Mausoleum of President Ho Chi Minh reopens

The Mausoleum of President Ho Chi Minh in Hanoi will reopen to the public from Tuesday after an annual maintenance since June 13.

The Mausoleum of President Ho Chi Minh in Hanoi will reopen to the public from Tuesday after an annual maintenance since June 13.

The Mausoleum of President Ho Chi Minh in Ba Dinh district, Hanoi. Photo courtesy of Vietnam Television.

According to the mausoleum's management board, respect-paying activities for the late President will resume on August 16.

President Ho Chi Minh passed away on September 2, 1969. His body was embalmed and placed in a glass coffin inside the granite mausoleum.

The mausoleum has become an important landmark of the capital city and is integral to the political and social history of Vietnam.

Prime Minister Pham Minh Chinh on Sunday attended a conference reviewing the 30-year cooperation between the mausoleum's management board and the All-Russian Scientific Research Institute of Medicinal and Aromatic Plants (VILAR) in preserving the body of the late Vietnamese leader.
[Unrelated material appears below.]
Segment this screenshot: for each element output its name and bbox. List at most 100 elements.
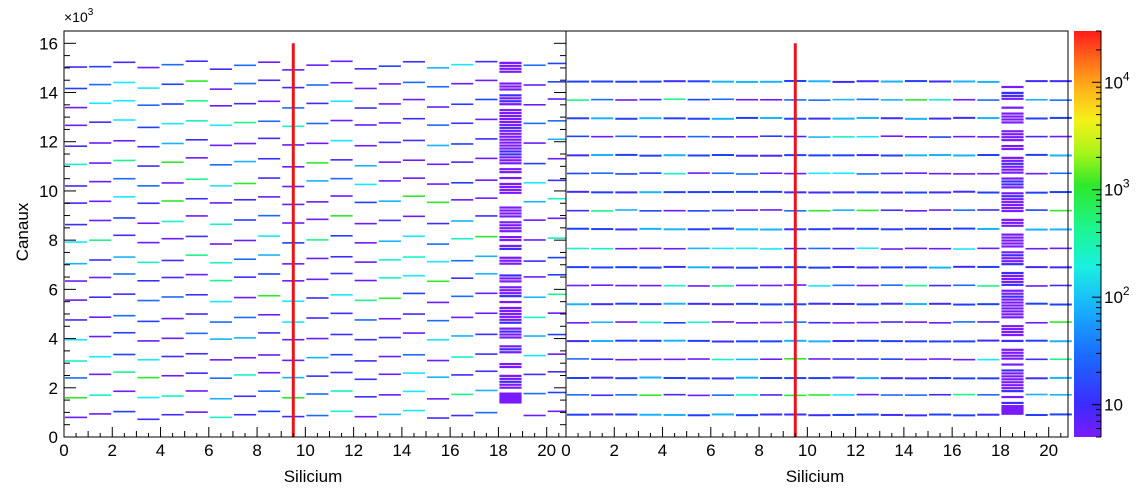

Addressing the conference, Chinh said when President Ho Chi Minh passed away in 1969 at the age of 79, with the endless love and gratitude for the leader and to realise the strong aspirations of the entire Party, army and people, the Politburo and the Party Central Committee decided to preserve his body and build a mausoleum so that his reputation, great career, and enormous devotion would exist forever in the hearts and minds of every Vietnamese person and become an everlasting symbol of national solidarity and unity.

Despite the fierce war, experts from the Soviet Union worked side by side with Vietnam’s military officers and soldiers to make tireless efforts to preserve the body in the best possible condition.

The PM described the achievements so far as a vivid illustration of Vietnam’s close cooperation and friendship with the Soviet Union in the past and Russia at present.